Fernando Alonso retired from the Canadian Grand Prix after 23 laps because a recurring seat problem left him in too much discomfort to continue, with Aston Martin admitting its more reclined 2026 cockpit position may have gone too far.
The issue had already affected Alonso in Saturday’s sprint, and the team tried to address it overnight before the main race. That did not solve it. With Alonso out of the points and no weather interruption likely to change the picture, Aston Martin chose to bring him in.
“We had this seat issue where I feel more and more uncomfortable with the laps. The position doesn't feel the right one, and yeah, we were obviously out of the points, quite far from the points, and no threat of rain anymore. So we decided to stop the pain,” Alonso told Crash.net.

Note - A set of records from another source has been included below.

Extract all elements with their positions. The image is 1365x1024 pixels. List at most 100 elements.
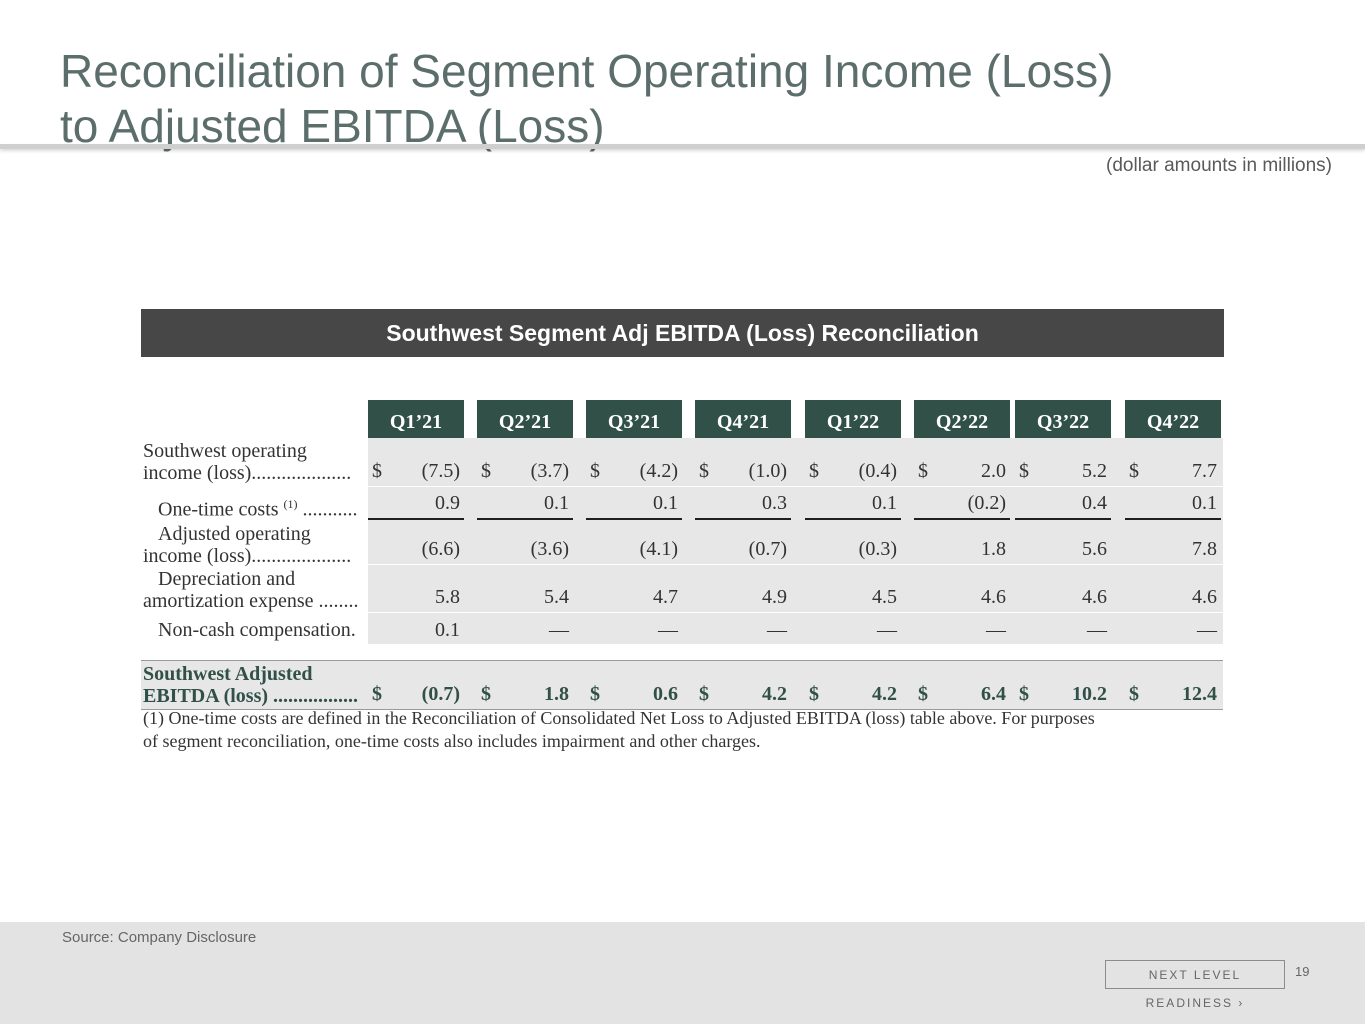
column-header: Q3’21 — [586, 400, 682, 438]
one-time-costs-label: One-time costs — [158, 498, 279, 521]
table-cell: 12.4 — [1182, 683, 1217, 705]
table-cell: 0.1 — [872, 492, 897, 514]
table-cell: — — [658, 619, 678, 641]
currency-symbol: $ — [809, 460, 819, 482]
row-label-one-time-costs: One-time costs (1) ........... — [158, 493, 358, 521]
subtotal-underline — [914, 518, 1010, 520]
currency-symbol: $ — [918, 683, 928, 705]
table-cell: (0.2) — [967, 492, 1006, 514]
currency-symbol: $ — [1129, 460, 1139, 482]
table-cell: 0.9 — [435, 492, 460, 514]
table-cell: 4.9 — [762, 586, 787, 608]
table-cell: 0.6 — [653, 683, 678, 705]
table-body-shade — [368, 438, 1223, 644]
table-cell: 5.6 — [1082, 538, 1107, 560]
table-cell: 2.0 — [981, 460, 1006, 482]
units-note: (dollar amounts in millions) — [1106, 155, 1332, 176]
page-number: 19 — [1295, 964, 1310, 979]
row-separator — [368, 486, 1223, 487]
table-cell: 5.2 — [1082, 460, 1107, 482]
table-cell: — — [767, 619, 787, 641]
table-cell: 4.2 — [762, 683, 787, 705]
row-label-operating-income-2: income (loss).................... — [143, 462, 352, 484]
table-cell: — — [1087, 619, 1107, 641]
currency-symbol: $ — [590, 683, 600, 705]
table-cell: — — [549, 619, 569, 641]
one-time-costs-dots: ........... — [302, 498, 358, 521]
subtotal-underline — [1015, 518, 1111, 520]
table-cell: 10.2 — [1072, 683, 1107, 705]
column-header: Q4’22 — [1125, 400, 1221, 438]
footer-bar — [0, 922, 1365, 1024]
subtotal-underline — [1125, 518, 1221, 520]
row-label-operating-income-1: Southwest operating — [143, 440, 307, 462]
title-divider — [0, 144, 1365, 149]
row-label-adjusted-ebitda-2: EBITDA (loss) ................. — [143, 685, 359, 707]
currency-symbol: $ — [699, 460, 709, 482]
currency-symbol: $ — [1019, 683, 1029, 705]
table-cell: 4.6 — [1192, 586, 1217, 608]
table-cell: (0.7) — [421, 683, 460, 705]
footnote-marker: (1) — [283, 497, 298, 511]
table-cell: 1.8 — [981, 538, 1006, 560]
table-cell: (0.7) — [748, 538, 787, 560]
table-cell: 4.7 — [653, 586, 678, 608]
row-label-adjusted-operating-2: income (loss).................... — [143, 545, 352, 567]
title-line-2: to Adjusted EBITDA (Loss) — [60, 100, 605, 152]
table-banner: Southwest Segment Adj EBITDA (Loss) Reco… — [141, 309, 1224, 357]
currency-symbol: $ — [372, 683, 382, 705]
table-cell: 4.2 — [872, 683, 897, 705]
table-cell: 4.5 — [872, 586, 897, 608]
subtotal-underline — [477, 518, 573, 520]
subtotal-underline — [805, 518, 901, 520]
table-cell: (0.4) — [858, 460, 897, 482]
row-label-depreciation-1: Depreciation and — [158, 568, 296, 590]
table-cell: (4.2) — [639, 460, 678, 482]
source-note: Source: Company Disclosure — [62, 929, 257, 946]
currency-symbol: $ — [590, 460, 600, 482]
column-header: Q2’21 — [477, 400, 573, 438]
table-cell: (1.0) — [748, 460, 787, 482]
currency-symbol: $ — [481, 683, 491, 705]
currency-symbol: $ — [809, 683, 819, 705]
row-separator — [368, 612, 1223, 613]
column-header: Q2’22 — [914, 400, 1010, 438]
table-cell: (7.5) — [421, 460, 460, 482]
reconciliation-table: Southwest operating income (loss).......… — [141, 0, 1224, 1024]
column-header: Q4’21 — [695, 400, 791, 438]
currency-symbol: $ — [918, 460, 928, 482]
subtotal-underline — [586, 518, 682, 520]
column-header: Q1’22 — [805, 400, 901, 438]
table-cell: 0.1 — [544, 492, 569, 514]
chevron-right-icon: › — [1238, 996, 1245, 1010]
table-cell: 0.1 — [653, 492, 678, 514]
table-cell: (3.6) — [530, 538, 569, 560]
table-cell: 5.8 — [435, 586, 460, 608]
table-cell: (0.3) — [858, 538, 897, 560]
tagline-box: NEXT LEVEL READINESS › — [1105, 960, 1285, 1010]
row-separator — [368, 564, 1223, 565]
table-cell: — — [986, 619, 1006, 641]
tagline-text: NEXT LEVEL READINESS — [1145, 968, 1242, 1010]
row-label-depreciation-2: amortization expense ........ — [143, 590, 359, 612]
table-cell: 4.6 — [1082, 586, 1107, 608]
currency-symbol: $ — [699, 683, 709, 705]
table-cell: 0.3 — [762, 492, 787, 514]
column-header: Q3’22 — [1015, 400, 1111, 438]
title-line-1: Reconciliation of Segment Operating Inco… — [60, 45, 1114, 97]
table-cell: 6.4 — [981, 683, 1006, 705]
table-cell: 5.4 — [544, 586, 569, 608]
row-label-adjusted-ebitda-1: Southwest Adjusted — [143, 663, 313, 685]
currency-symbol: $ — [1129, 683, 1139, 705]
total-row-shade — [141, 660, 1223, 710]
table-cell: 1.8 — [544, 683, 569, 705]
table-cell: (6.6) — [421, 538, 460, 560]
table-cell: — — [877, 619, 897, 641]
row-label-non-cash: Non-cash compensation. — [158, 619, 356, 641]
slide-title: Reconciliation of Segment Operating Inco… — [60, 44, 1113, 154]
table-cell: 0.4 — [1082, 492, 1107, 514]
column-header: Q1’21 — [368, 400, 464, 438]
row-label-adjusted-operating-1: Adjusted operating — [158, 523, 311, 545]
table-cell: — — [1197, 619, 1217, 641]
subtotal-underline — [368, 518, 464, 520]
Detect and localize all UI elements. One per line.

He said the attempted fix between Saturday and Sunday had failed. “We tried to modify a few things last night, didn't work, so we try to make a new one for Monaco.”

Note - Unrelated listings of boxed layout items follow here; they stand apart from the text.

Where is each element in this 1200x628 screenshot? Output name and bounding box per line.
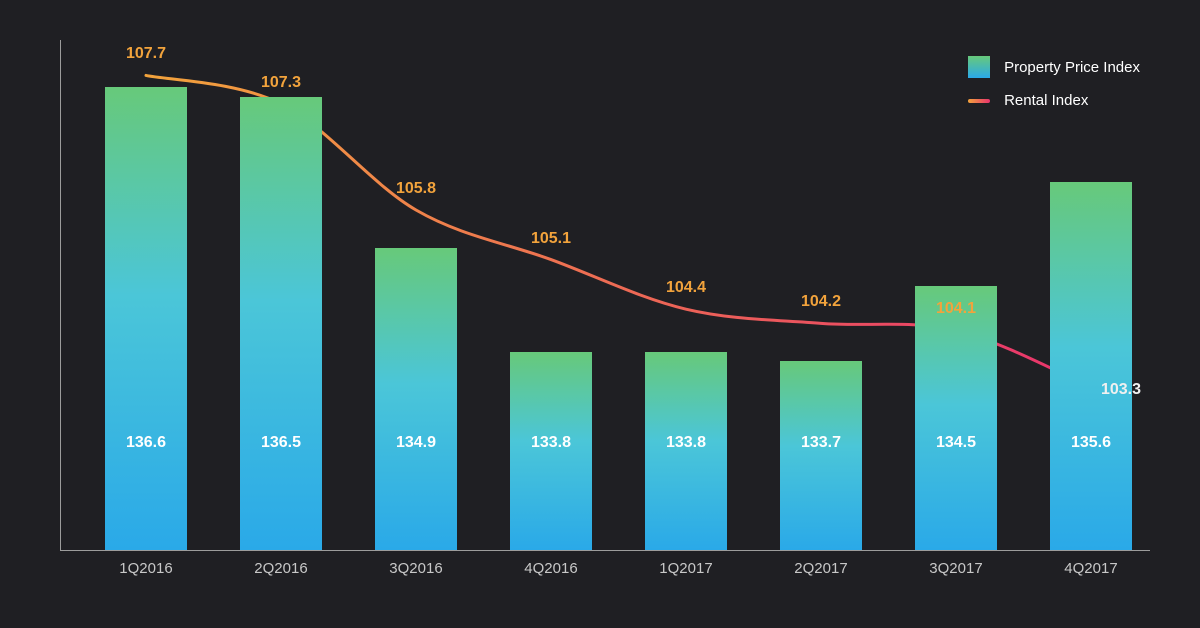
x-axis-label: 2Q2017	[761, 560, 881, 577]
legend-item-bar: Property Price Index	[968, 56, 1140, 78]
legend-label: Rental Index	[1004, 92, 1088, 109]
x-axis-label: 3Q2016	[356, 560, 476, 577]
bar	[915, 286, 997, 550]
bar	[1050, 182, 1132, 550]
bar	[510, 352, 592, 550]
bar-swatch-icon	[968, 56, 990, 78]
x-axis-label: 1Q2017	[626, 560, 746, 577]
legend-label: Property Price Index	[1004, 59, 1140, 76]
x-axis-label: 2Q2016	[221, 560, 341, 577]
x-axis-label: 4Q2017	[1031, 560, 1151, 577]
bar	[375, 248, 457, 550]
line-value-label: 107.3	[241, 74, 321, 92]
line-swatch-icon	[968, 99, 990, 103]
line-value-label: 105.8	[376, 180, 456, 198]
x-axis-label: 3Q2017	[896, 560, 1016, 577]
bar	[645, 352, 727, 550]
x-axis-label: 4Q2016	[491, 560, 611, 577]
line-value-label: 107.7	[106, 45, 186, 63]
line-value-label: 105.1	[511, 230, 591, 248]
property-rental-chart: 136.6136.5134.9133.8133.8133.7134.5135.6…	[0, 0, 1200, 628]
bar	[240, 97, 322, 550]
line-value-label: 104.4	[646, 279, 726, 297]
legend: Property Price Index Rental Index	[968, 56, 1140, 123]
x-axis-label: 1Q2016	[86, 560, 206, 577]
bar	[105, 87, 187, 550]
legend-item-line: Rental Index	[968, 92, 1140, 109]
x-axis	[60, 550, 1150, 551]
bar	[780, 361, 862, 550]
line-value-label: 104.2	[781, 293, 861, 311]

What makes the retirement more significant for Aston Martin is that the problem does not appear to be a simple one-off fit issue. Aston Martin chief trackside officer Mike Krack said the team’s 2026 driver positioning has moved toward a lower, more reclined layout as it chases the usual gains in center of gravity and reduced aerodynamic disruption from the helmet.
Krack said that approach may now need to be revisited. He explained that Alonso “has been uncomfortable for a while,” with the pain developing as a pressure point that worsens over a run rather than an immediate failure point. “We need to reconsider a little bit the positioning,” Krack said. “Maybe we have done a step too far, but it's something we need to check.”

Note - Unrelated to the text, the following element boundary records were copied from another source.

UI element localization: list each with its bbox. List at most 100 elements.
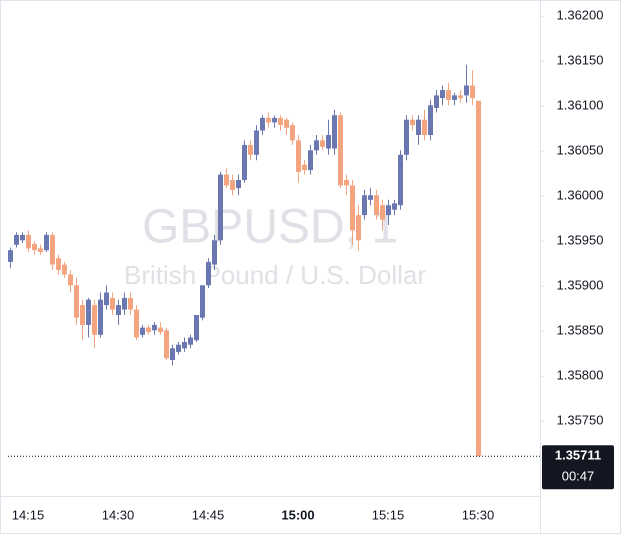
price-tick-label: 1.35850: [557, 323, 604, 338]
price-tick-label: 1.35900: [557, 278, 604, 293]
candle-body: [110, 297, 115, 310]
candle-body: [224, 174, 229, 186]
candle-body: [404, 119, 409, 155]
time-tick-label: 15:30: [462, 507, 495, 522]
candle-body: [422, 119, 427, 135]
candle-body: [140, 327, 145, 335]
price-tick-label: 1.36200: [557, 8, 604, 23]
candle-body: [338, 115, 343, 186]
candle-body: [44, 234, 49, 251]
countdown-label: 00:47: [562, 469, 595, 484]
candle-body: [146, 327, 151, 333]
candle-body: [80, 305, 85, 325]
candle-body: [446, 90, 451, 100]
candle-body: [92, 305, 97, 335]
candle-body: [128, 297, 133, 310]
candle-body: [194, 315, 199, 341]
candle-body: [308, 150, 313, 171]
candle-body: [296, 140, 301, 172]
time-tick-label: 15:00: [281, 507, 314, 522]
candle-body: [326, 135, 331, 149]
candle-body: [302, 164, 307, 171]
candle-body: [230, 180, 235, 190]
candle-body: [464, 85, 469, 96]
candle-body: [266, 117, 271, 123]
price-tick-label: 1.35750: [557, 413, 604, 428]
candle-body: [254, 130, 259, 155]
candle-body: [86, 299, 91, 325]
candle-body: [392, 203, 397, 210]
candle-body: [134, 309, 139, 338]
candle-body: [272, 117, 277, 123]
candle-body: [68, 274, 73, 286]
candle-body: [8, 250, 13, 262]
candle-body: [248, 144, 253, 155]
candle-body: [368, 195, 373, 200]
candle-body: [14, 234, 19, 245]
candle-body: [428, 105, 433, 135]
candle-body: [374, 195, 379, 216]
candle-body: [200, 285, 205, 318]
candle-body: [416, 119, 421, 135]
candle-body: [38, 248, 43, 252]
candle-body: [218, 174, 223, 241]
candle-body: [152, 324, 157, 331]
candle-body: [98, 299, 103, 335]
candle-body: [32, 243, 37, 251]
chart-frame: [0, 0, 621, 534]
price-tick-label: 1.36150: [557, 53, 604, 68]
candle-body: [74, 285, 79, 318]
time-tick-label: 14:30: [102, 507, 135, 522]
candle-body: [116, 305, 121, 315]
candle-body: [452, 95, 457, 100]
candle-body: [206, 261, 211, 286]
candle-body: [290, 125, 295, 141]
candle-body: [434, 95, 439, 108]
candle-body: [62, 264, 67, 275]
candle-body: [470, 85, 475, 99]
candle-body: [398, 154, 403, 206]
candle-body: [104, 292, 109, 306]
time-tick-label: 14:45: [192, 507, 225, 522]
candle-body: [158, 327, 163, 333]
candle-body: [314, 140, 319, 151]
candle-body: [56, 258, 61, 270]
candle-body: [170, 348, 175, 360]
candle-body: [458, 95, 463, 99]
candle-body: [20, 234, 25, 241]
candle-body: [188, 337, 193, 345]
candle-body: [476, 100, 481, 457]
candle-body: [284, 119, 289, 128]
candle-body: [410, 119, 415, 126]
last-price-label: 1.35711: [555, 448, 601, 463]
time-tick-label: 14:15: [12, 507, 45, 522]
candle-body: [440, 90, 445, 99]
price-tick-label: 1.35950: [557, 233, 604, 248]
candle-body: [362, 195, 367, 216]
candle-body: [212, 240, 217, 265]
candle-body: [182, 342, 187, 349]
price-tick-label: 1.36000: [557, 188, 604, 203]
last-price-box: [542, 445, 614, 490]
candle-body: [176, 344, 181, 352]
candle-body: [26, 234, 31, 249]
candles: [8, 64, 481, 457]
candle-body: [344, 180, 349, 186]
candle-body: [260, 117, 265, 131]
candle-body: [122, 297, 127, 310]
candle-body: [386, 205, 391, 216]
candle-body: [320, 140, 325, 147]
price-tick-label: 1.36100: [557, 98, 604, 113]
candle-body: [164, 330, 169, 359]
candle-body: [356, 215, 361, 241]
candle-body: [236, 180, 241, 189]
candle-body: [380, 205, 385, 220]
price-tick-label: 1.36050: [557, 143, 604, 158]
candle-body: [50, 234, 55, 265]
time-tick-label: 15:15: [372, 507, 405, 522]
candle-body: [332, 115, 337, 149]
watermark-subtitle: British Pound / U.S. Dollar: [124, 260, 426, 290]
price-tick-label: 1.35800: [557, 368, 604, 383]
candle-body: [242, 144, 247, 180]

He added that Aston Martin may have to move back toward its previous seating geometry instead of pushing the lying-down position any further. “I think we need to reconsider, maybe a little bit, going back to how we have been in the past.”
That leaves Aston Martin trying to solve more than a race-day irritation before Monaco. The team now plans to prepare a new seat for Alonso, and Canada became his third retirement in the first five races of 2026, a costly outcome on a weekend that had at least hinted at slightly better competitiveness before ending before lap 30.